La antipatía del vicepresidente Mike Pence hacia la comunidad LGBTQ está bien documentada y es ampliamente conocida. El fanático religioso que ocupa el segundo cargo más alto de nuestra nación representa esa cepa más tóxica del cristianismo estadounidense que considera que cualquier cosa que no sea la heterosexualidad es una amenaza existencial que debe ser vilipendiada y erradicada.

El aspirante a teócrata incluso se ha enfrentado a acusaciones por apoyar la práctica medieval de la “terapia de conversión“, por lo que, para muchos, esta forma altamente específica de intolerancia se ha convertido en el rasgo definitorio de este vicepresidente.

Desafortunadamente para los Estados Unidos, Pence nos ha estado representando en todo el mundo esta semana. Afortunadamente, sin embargo, su viaje al extranjero no va como esperaba.

The Guardian informa que Pence visitó Islandia ayer y se reunió con el presidente Guðni Jóhannesson. Cuando llegó al lugar de reunión, fue recibido por una hilera de banderas del arco iris (símbolo de la comunidad LGBTQ), erigidas al otro lado de la calle por la compañía Advania. Además, se descubrió que la sede de un sindicato en el área había colocado banderas similares.

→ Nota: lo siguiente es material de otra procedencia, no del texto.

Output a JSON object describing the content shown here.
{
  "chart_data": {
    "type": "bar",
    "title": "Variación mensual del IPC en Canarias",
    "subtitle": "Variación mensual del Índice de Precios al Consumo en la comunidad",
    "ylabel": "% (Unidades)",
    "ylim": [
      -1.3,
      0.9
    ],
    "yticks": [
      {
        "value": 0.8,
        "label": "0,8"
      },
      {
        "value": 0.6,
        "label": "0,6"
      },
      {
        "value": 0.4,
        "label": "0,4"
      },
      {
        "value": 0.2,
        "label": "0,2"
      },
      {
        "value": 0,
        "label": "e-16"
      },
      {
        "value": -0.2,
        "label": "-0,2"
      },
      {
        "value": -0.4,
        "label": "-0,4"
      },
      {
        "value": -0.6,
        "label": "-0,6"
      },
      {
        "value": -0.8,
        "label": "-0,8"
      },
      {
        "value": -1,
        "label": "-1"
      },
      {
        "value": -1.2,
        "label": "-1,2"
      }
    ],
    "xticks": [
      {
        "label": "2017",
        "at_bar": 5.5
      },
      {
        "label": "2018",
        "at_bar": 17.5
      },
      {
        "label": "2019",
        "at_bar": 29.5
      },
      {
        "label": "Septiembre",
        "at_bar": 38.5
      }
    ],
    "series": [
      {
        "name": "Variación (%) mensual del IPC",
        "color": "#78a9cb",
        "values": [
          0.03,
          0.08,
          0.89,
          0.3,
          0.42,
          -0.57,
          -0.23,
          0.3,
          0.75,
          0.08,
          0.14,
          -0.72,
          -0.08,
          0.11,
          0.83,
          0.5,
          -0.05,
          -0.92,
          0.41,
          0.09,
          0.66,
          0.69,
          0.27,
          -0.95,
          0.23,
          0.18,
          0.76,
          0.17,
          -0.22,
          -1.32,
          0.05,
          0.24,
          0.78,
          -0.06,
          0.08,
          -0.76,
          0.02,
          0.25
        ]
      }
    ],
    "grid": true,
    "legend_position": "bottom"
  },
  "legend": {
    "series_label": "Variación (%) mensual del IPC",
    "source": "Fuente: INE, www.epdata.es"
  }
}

“Simplemente sentimos la necesidad de celebrar la diversidad hoy y queríamos demostrarlo al enarbolar las banderas”, explicó el director de la compañía, Ægir Már Þórisson, director de Advania, a Iceland Monitor.

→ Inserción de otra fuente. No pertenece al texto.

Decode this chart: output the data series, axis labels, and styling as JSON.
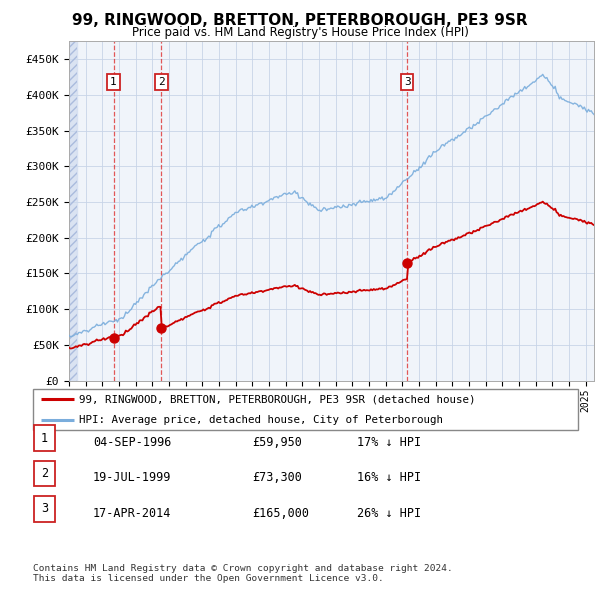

El propio Jóhannesson se metió en la acción pro LGBTQ, burlándose de Pence en persona usando un brazalete de arcoíris para su reunión, que es algo que también hizo cuando se reunió con el infame homofóbico Vladimir Putin. El hecho de que ve a Pence de la misma manera que ve al asesino dictador ruso es un recordatorio aleccionador de hasta qué punto la autoridad moral estadounidense ha caído bajo esta administración.

Con monstruos como Pence y Trump arrojando su odio a cada paso, Estados Unidos parece cada vez más un remanso regresivo para gran parte del mundo. La única forma de comenzar a recuperar la confianza en todo el mundo es responsabilizar a todo el Partido Republicano por las parodias de esta administración y votar con un ejército de demócratas listo para reclamar el manto del liderazgo mundial para Estados Unidos.

Justin Sink: “así que en su parada en Höfði (casa donde ocurrió la cumbre Reagan-Gorbachev en Reykjavík), el VP se encontró con esta exhibición no tan sutil y luego el alcalde dijo que lamentaba la pérdida del tratado INF que surgió de la cumbre, pero fue retirado recientemente por la administración de Trump”.